Mehr Komplikationen bei akuter Tonsillitis: eine Folge der Leitlinienaktualisierung?

Abszesse, thrombembolische Komplikationen oder eine Mediastinitis im Rahmen akuter Tonsillitiden können lebensbedrohlich sein und erfordern ein rasches Handeln. Dabei gibt es verschiedene therapeutische Möglichkeiten.

Mögliche Komplikationen einer akuten Tonsillitis:

Warnsignale bei akuter Tonsillitis 

In der Regel reicht ein Blick in den Rachen: geschwollene, gerötete, oft eitrig belegte Tonsillen, dazu häufig ein ausgeprägtes Krankheitsgefühl, Odynophagie und Fieber – die Diagnose einer akuten Tonsillitis ist in der Regel rasch gestellt. Meist ist eine ambulante, ggf. antibiotische Therapie ausreichend, wobei primär Phenoxymethylpenicillin eingesetzt wird, alternativ Makrolide oder Clindamycin. Als Analgesie dienen nichtsteroidale Antirheumatika (NSAR) und Paracetamol.

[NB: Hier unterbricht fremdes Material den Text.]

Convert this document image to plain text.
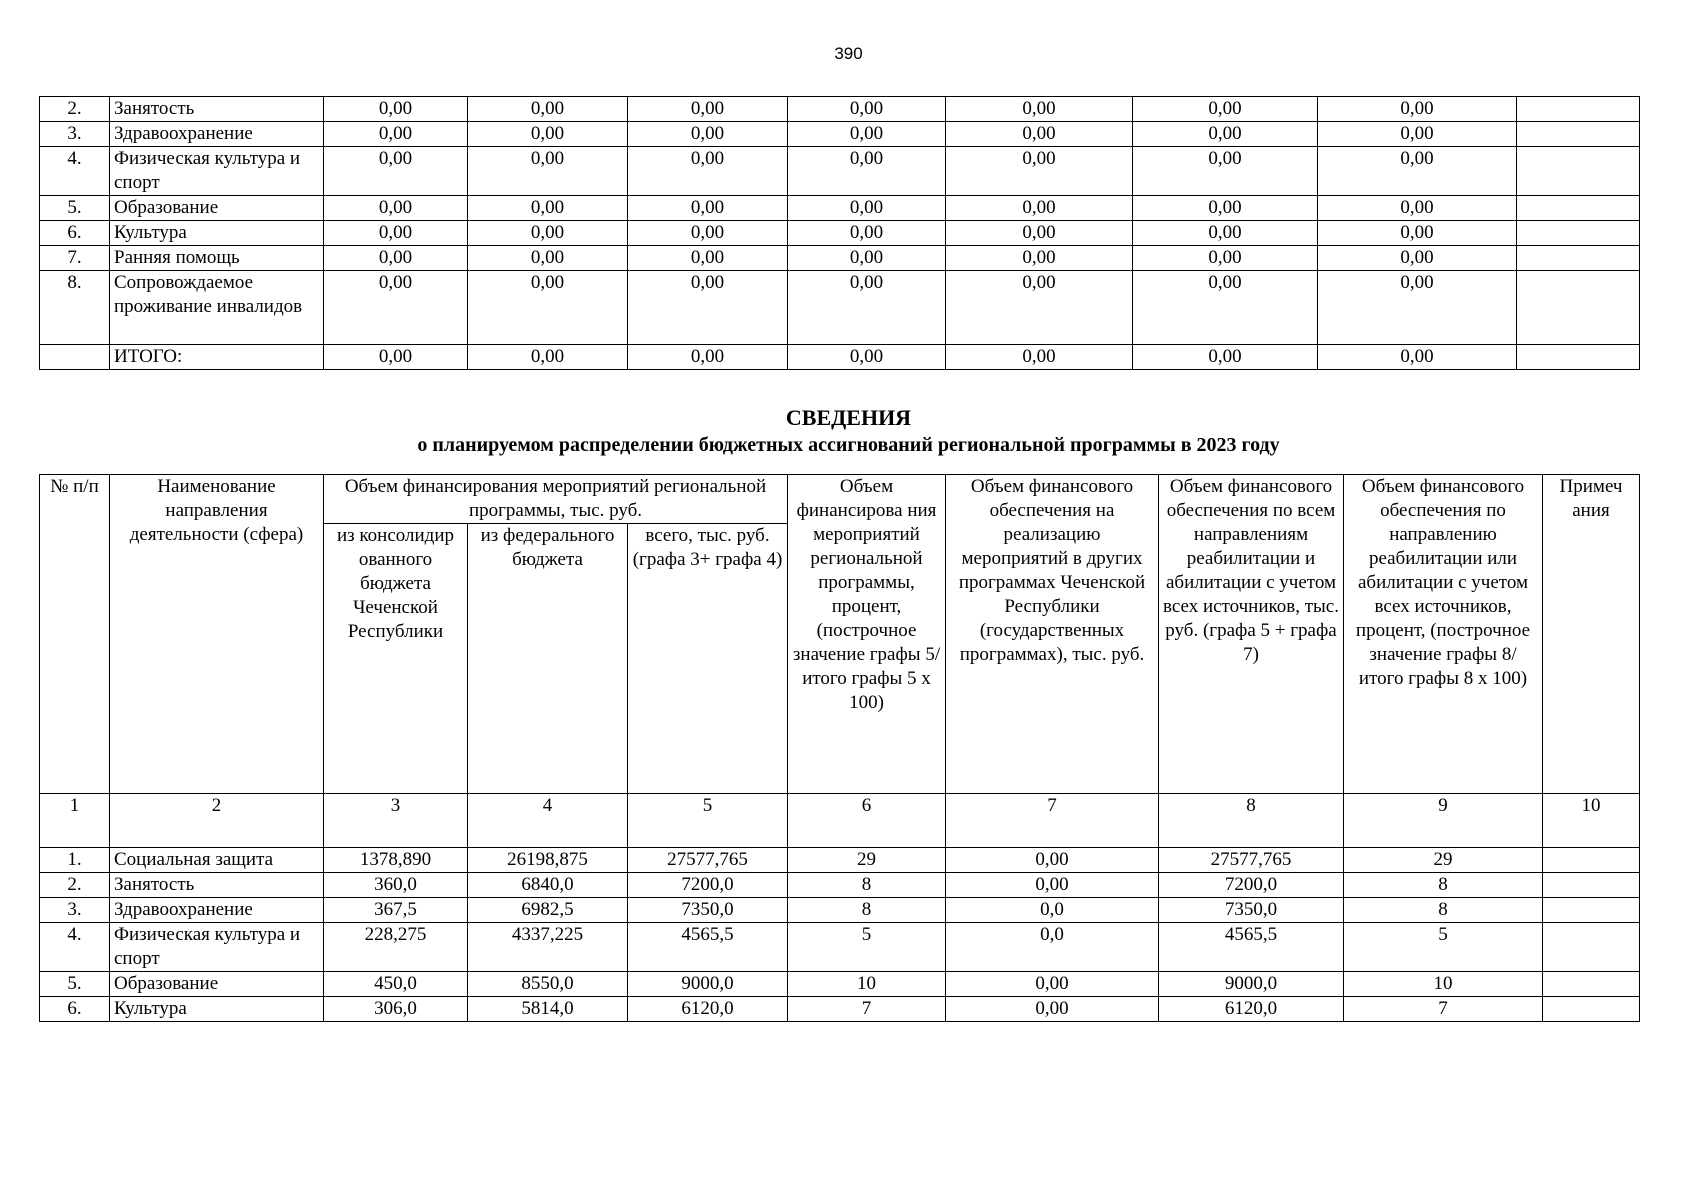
390
2.	Занятость	0,00	0,00	0,00	0,00	0,00	0,00	0,00	
3.	Здравоохранение	0,00	0,00	0,00	0,00	0,00	0,00	0,00	
4.	Физическая культура и спорт	0,00	0,00	0,00	0,00	0,00	0,00	0,00	
5.	Образование	0,00	0,00	0,00	0,00	0,00	0,00	0,00	
6.	Культура	0,00	0,00	0,00	0,00	0,00	0,00	0,00	
7.	Ранняя помощь	0,00	0,00	0,00	0,00	0,00	0,00	0,00	
8.	Сопровождаемое проживание инвалидов	0,00	0,00	0,00	0,00	0,00	0,00	0,00	
	ИТОГО:	0,00	0,00	0,00	0,00	0,00	0,00	0,00	
СВЕДЕНИЯ
о планируемом распределении бюджетных ассигнований региональной программы в 2023 году
№ п/п	Наименование направления деятельности (сфера)	Объем финансирования мероприятий региональной программы, тыс. руб.			Объем финансирова ния мероприятий региональной программы, процент, (построчное значение графы 5/ итого графы 5 х 100)	Объем финансового обеспечения на реализацию мероприятий в других программах Чеченской Республики (государственных программах), тыс. руб.	Объем финансового обеспечения по всем направлениям реабилитации и абилитации с учетом всех источников, тыс. руб. (графа 5 + графа 7)	Объем финансового обеспечения по направлению реабилитации или абилитации с учетом всех источников, процент, (построчное значение графы 8/ итого графы 8 х 100)	Примеч ания
		из консолидир ованного бюджета Чеченской Республики	из федерального бюджета	всего, тыс. руб. (графа 3+ графа 4)					
1	2	3	4	5	6	7	8	9	10
1.	Социальная защита	1378,890	26198,875	27577,765	29	0,00	27577,765	29	
2.	Занятость	360,0	6840,0	7200,0	8	0,00	7200,0	8	
3.	Здравоохранение	367,5	6982,5	7350,0	8	0,0	7350,0	8	
4.	Физическая культура и спорт	228,275	4337,225	4565,5	5	0,0	4565,5	5	
5.	Образование	450,0	8550,0	9000,0	10	0,00	9000,0	10	
6.	Культура	306,0	5814,0	6120,0	7	0,00	6120,0	7	
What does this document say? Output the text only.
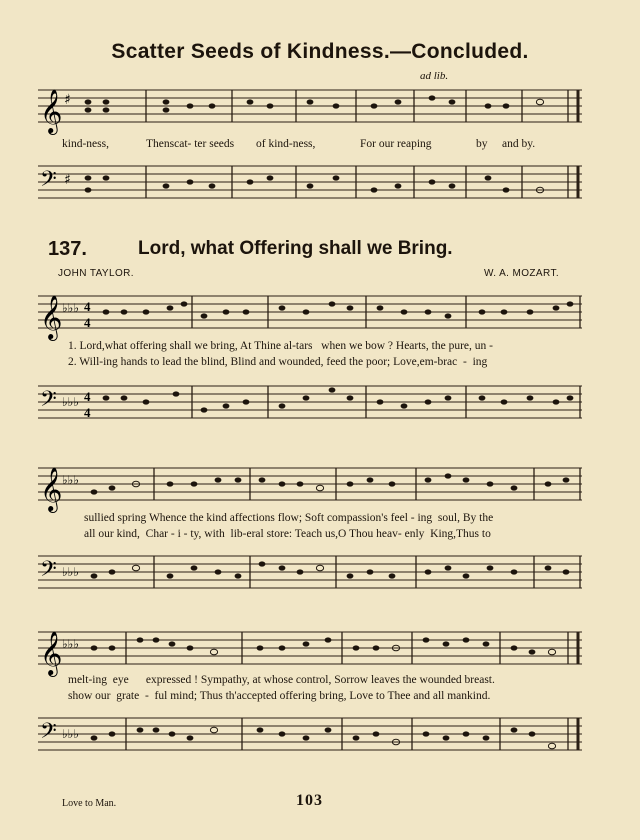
Scatter Seeds of Kindness.—Concluded.
ad lib.
𝄞 ♯
kind-ness,	Thenscat- ter seeds of kind-ness,	For our reaping	by and by.
𝄢 ♯
137.	Lord, what Offering shall we Bring.
JOHN TAYLOR.	W. A. MOZART.
𝄞 ♭♭♭ 4
4
1. Lord,what offering shall we bring, At Thine al-tars   when we bow ? Hearts, the pure, un -
2. Will-ing hands to lead the blind, Blind and wounded, feed the poor; Love,em-brac  -  ing
𝄢 ♭♭♭ 4
4
𝄞 ♭♭♭
sullied spring Whence the kind affections flow; Soft compassion's feel - ing  soul, By the
all our kind,  Char - i - ty, with  lib-eral store: Teach us,O Thou heav- enly  King,Thus to
𝄢 ♭♭♭
𝄞 ♭♭♭
melt-ing  eye      expressed ! Sympathy, at whose control, Sorrow leaves the wounded breast.
show our  grate  -  ful mind; Thus th'accepted offering bring, Love to Thee and all mankind.
𝄢 ♭♭♭
Love to Man.	103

Doch nicht immer verläuft die Erkrankung glimpflich. Warnsignal für einen akuten Peritonsillarabszess ist eine Asymmetrie der Pharynxseitenwände mit einseitig vorgewölbtem Gaumenbogen; Kieferklemme und kloßiger Sprache erhärten den Verdacht. Laborchemisch zeigt sich häufig eine Leukozytose sowie ein erhöhtes CRP und ggf. Procalcitonin. Beweisend ist letztlich eine Punktion der Abszesshöhle mit Eiter-Aspiration, wobei eine Punctio sicca einen Abszess wiederum nicht ausschließt. Besteht trotz erfolgloser Punktion der Verdacht auf eine para- oder retropharyngeale Abszessausbreitung, ist eine Bildgebung des Halses mittels MRT oder CT indiziert.

Abszessspaltung oder Abszesstonsillektomie?

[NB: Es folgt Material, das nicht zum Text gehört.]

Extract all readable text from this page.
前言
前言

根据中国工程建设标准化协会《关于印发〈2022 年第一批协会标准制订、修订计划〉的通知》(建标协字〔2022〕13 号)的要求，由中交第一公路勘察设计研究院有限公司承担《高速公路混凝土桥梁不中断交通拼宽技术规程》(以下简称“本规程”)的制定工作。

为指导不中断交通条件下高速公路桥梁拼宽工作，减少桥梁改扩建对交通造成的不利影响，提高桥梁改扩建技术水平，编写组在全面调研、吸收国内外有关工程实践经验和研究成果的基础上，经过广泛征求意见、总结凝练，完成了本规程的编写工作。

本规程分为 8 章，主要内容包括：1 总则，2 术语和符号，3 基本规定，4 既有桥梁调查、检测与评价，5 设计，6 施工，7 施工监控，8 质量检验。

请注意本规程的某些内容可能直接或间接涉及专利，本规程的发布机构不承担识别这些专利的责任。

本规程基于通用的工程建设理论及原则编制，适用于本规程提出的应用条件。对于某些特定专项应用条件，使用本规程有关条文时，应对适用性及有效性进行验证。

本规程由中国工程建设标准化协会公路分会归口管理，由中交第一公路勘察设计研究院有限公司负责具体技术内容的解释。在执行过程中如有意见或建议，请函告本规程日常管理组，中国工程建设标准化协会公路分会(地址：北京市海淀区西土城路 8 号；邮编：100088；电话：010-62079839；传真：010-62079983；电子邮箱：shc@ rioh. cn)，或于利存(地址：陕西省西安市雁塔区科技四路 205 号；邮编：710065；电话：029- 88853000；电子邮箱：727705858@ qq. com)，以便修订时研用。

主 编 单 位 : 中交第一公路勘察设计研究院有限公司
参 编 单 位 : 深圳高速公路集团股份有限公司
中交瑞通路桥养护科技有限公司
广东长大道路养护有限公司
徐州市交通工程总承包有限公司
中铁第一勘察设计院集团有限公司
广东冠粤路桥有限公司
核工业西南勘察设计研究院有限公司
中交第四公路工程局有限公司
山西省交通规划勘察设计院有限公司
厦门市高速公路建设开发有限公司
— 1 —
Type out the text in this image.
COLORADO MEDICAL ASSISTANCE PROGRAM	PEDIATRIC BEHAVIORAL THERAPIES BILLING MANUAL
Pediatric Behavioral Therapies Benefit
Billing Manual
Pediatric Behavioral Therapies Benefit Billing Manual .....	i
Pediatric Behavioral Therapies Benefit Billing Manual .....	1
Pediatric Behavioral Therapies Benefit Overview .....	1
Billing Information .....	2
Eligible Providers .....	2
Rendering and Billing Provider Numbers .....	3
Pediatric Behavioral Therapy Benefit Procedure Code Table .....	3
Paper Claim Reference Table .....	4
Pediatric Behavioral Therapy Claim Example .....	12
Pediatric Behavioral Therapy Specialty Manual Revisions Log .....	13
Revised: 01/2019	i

Bei auftretenden Komplikationen ist stets eine kalkulierte i. v.-Antibiose einzuleiten, ergänzt um eine adäquate Schmerztherapie sowie bei ausgeprägten Ödemen ggf. um Kortison. Eine tonsillenerhaltende Abszessentlastung kann in Lokalanästhesie erfolgen. Sie ist rasch durchführbar und birgt ein geringes Eingriffsrisiko, geht allerdings mit einer hohen Rezidivrate einher, v. a. bei jüngeren Patienten mit erstmaliger Diagnose. Bei mangelnder Compliance, kritischem Allgemeinzustand oder Ausbreitung in den Retro-/Parapharyngealraum ist eine Intubationsnarkose vorzuziehen.

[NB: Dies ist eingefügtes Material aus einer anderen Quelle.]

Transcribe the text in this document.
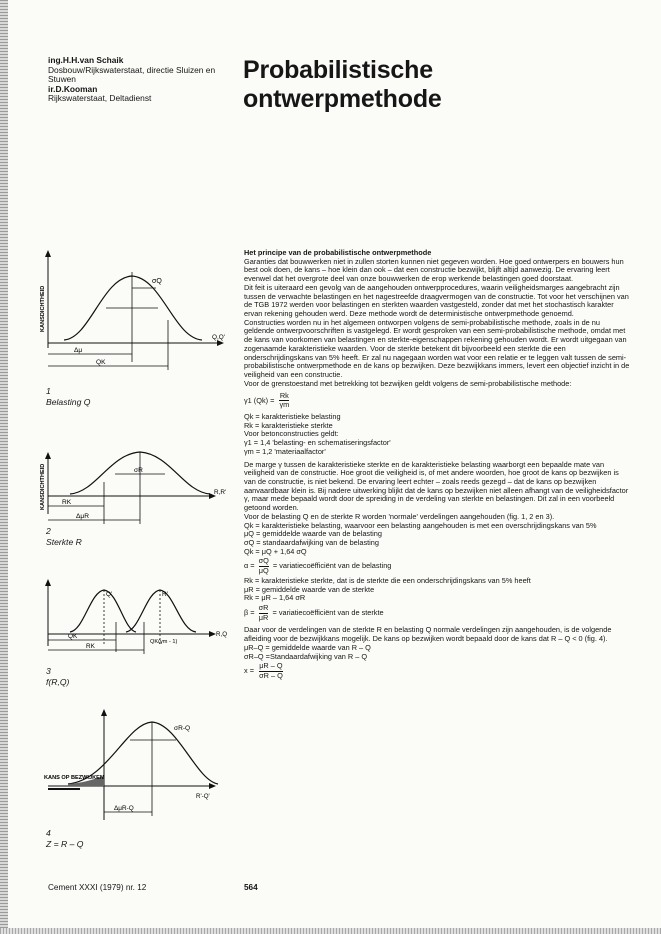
ing.H.H.van Schaik
Dosbouw/Rijkswaterstaat, directie Sluizen en Stuwen
ir.D.Kooman
Rijkswaterstaat, Deltadienst
Probabilistische
ontwerpmethode
KANSDICHTHEID
σQ
Δμ
QK
Q,Q'
1
Belasting Q
KANSDICHTHEID	σR
RK
ΔμR
R,R'
2
Sterkte R
Q'	R'
QK
RK
QK(γm - 1)
R,Q
3
f(R,Q)
σR-Q
KANS OP BEZWIJKEN
ΔμR-Q
R'-Q'
4
Z = R – Q

Het principe van de probabilistische ontwerpmethode

Garanties dat bouwwerken niet in zullen storten kunnen niet gegeven worden. Hoe goed ontwerpers en bouwers hun best ook doen, de kans – hoe klein dan ook – dat een constructie bezwijkt, blijft altijd aanwezig. De ervaring leert evenwel dat het overgrote deel van onze bouwwerken de erop werkende belastingen goed doorstaat.

Dit feit is uiteraard een gevolg van de aangehouden ontwerpprocedures, waarin veiligheidsmarges aangebracht zijn tussen de verwachte belastingen en het nagestreefde draagvermogen van de constructie. Tot voor het verschijnen van de TGB 1972 werden voor belastingen en sterkten waarden vastgesteld, zonder dat met het stochastisch karakter ervan rekening gehouden werd. Deze methode wordt de deterministische ontwerpmethode genoemd.

Constructies worden nu in het algemeen ontworpen volgens de semi-probabilistische methode, zoals in de nu geldende ontwerpvoorschriften is vastgelegd. Er wordt gesproken van een semi-probabilistische methode, omdat met de kans van voorkomen van belastingen en sterkte-eigenschappen rekening gehouden wordt. Er wordt uitgegaan van zogenaamde karakteristieke waarden. Voor de sterkte betekent dit bijvoorbeeld een sterkte die een onderschrijdingskans van 5% heeft. Er zal nu nagegaan worden wat voor een relatie er te leggen valt tussen de semi-probabilistische ontwerpmethode en de kans op bezwijken. Deze bezwijkkans immers, levert een objectief inzicht in de veiligheid van een constructie.

Voor de grenstoestand met betrekking tot bezwijken geldt volgens de semi-probabilistische methode:

γ1 $(Qk) = \frac{Rk}{\gamma m}$

Qk = karakteristieke belasting

Rk = karakteristieke sterkte

Voor betonconstructies geldt:

γ1 = 1,4 'belasting- en schematiseringsfactor'

γm = 1,2 'materiaalfactor'

De marge γ tussen de karakteristieke sterkte en de karakteristieke belasting waarborgt een bepaalde mate van veiligheid van de constructie. Hoe groot die veiligheid is, of met andere woorden, hoe groot de kans op bezwijken is van de constructie, is niet bekend. De ervaring leert echter – zoals reeds gezegd – dat de kans op bezwijken aanvaardbaar klein is. Bij nadere uitwerking blijkt dat de kans op bezwijken niet alleen afhangt van de veiligheidsfactor γ, maar mede bepaald wordt door de spreiding in de verdeling van sterkte en belastingen. Dit zal in een voorbeeld getoond worden.

Voor de belasting Q en de sterkte R worden 'normale' verdelingen aangehouden (fig. 1, 2 en 3).

Qk = karakteristieke belasting, waarvoor een belasting aangehouden is met een overschrijdingskans van 5%

μQ = gemiddelde waarde van de belasting

σQ = standaardafwijking van de belasting

Qk = μQ + 1,64 σQ

$\alpha = \frac{\sigma Q}{\mu Q}$ = variatiecoëfficiënt van de belasting

Rk = karakteristieke sterkte, dat is de sterkte die een onderschrijdingskans van 5% heeft

μR = gemiddelde waarde van de sterkte

Rk = μR – 1,64 σR

$\beta = \frac{\sigma R}{\mu R}$ = variatiecoëfficiënt van de sterkte

Daar voor de verdelingen van de sterkte R en belasting Q normale verdelingen zijn aangehouden, is de volgende afleiding voor de bezwijkkans mogelijk. De kans op bezwijken wordt bepaald door de kans dat R – Q < 0 (fig. 4).

μR–Q = gemiddelde waarde van R – Q

σR–Q =Standaardafwijking van R – Q

$x = \frac{\mu R - Q}{\sigma R - Q}$

Cement XXXI (1979) nr. 12	564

Eine Abszesstonsillektomie zur nachhaltigen Beseitigung des Infektfokus kommt bei rezidivierenden Abszessen oder zusätzlichen Komplikationen wie einer Sepsis in Frage. Allerdings birgt der Eingriff ein höheres postoperatives Risiko, verbunden mit einem längeren Krankenhausaufenthalt und Genesungsprozess. Ob eine synchrone Tonsillektomie der Gegenseite vorgenommen werden sollte (verbunden mit einem erhöhten postoperativen Blutungsrisiko), hängt von der Anzahl vorheriger Rezidive ab. Auch bei septischen Patienten kann die beidseitige Entfernung der Gaumenmandeln sinnvoll sein. Bleibt es bei einer einseitigen Abszesstonsillektomie, ist eine engmaschige Kontrolle obligat.

S3-Leitlinie: modifizierte Indikation für Tonsillektomien

Anfang 2024 wurde die S3-Leitlinie zur Therapie der Tonsillo-Pharyngitis aktualisiert. Demnach wird bei der Indikationsstellung zur Tonsillektomie die wiederholte antibiotische Behandlung einer akuten Tonsillitis nicht mehr als zwingend gefordert. Ausschlaggebend ist vielmehr der klinische Befund anhand der ärztlich dokumentierten Halsschmerzepisoden innerhalb eines Zeitraums von mindestens 12 Monaten. Dies könnte sich durchaus auf die Anzahl an Tonsillektomien, die Komplikationsrate und die durchgeführten Notfalloperationen auswirken. Daher ist es wichtig, die Zahlen weiterhin kritisch zu beobachten. 

Quellen

  1.  

    Sikora A et al. Tonsillitiden – Management und Komplikationen. HNO Nachrichten 2024; 54 (5). https://doi.org/10.1007/s00060-024-9224-7. 

  2. Windfuhr JP et al. S3-Leitlinie Therapie der Tonsillo-Pharyngitis. Stand 2024; AWMF-Register-Nr. 017-024.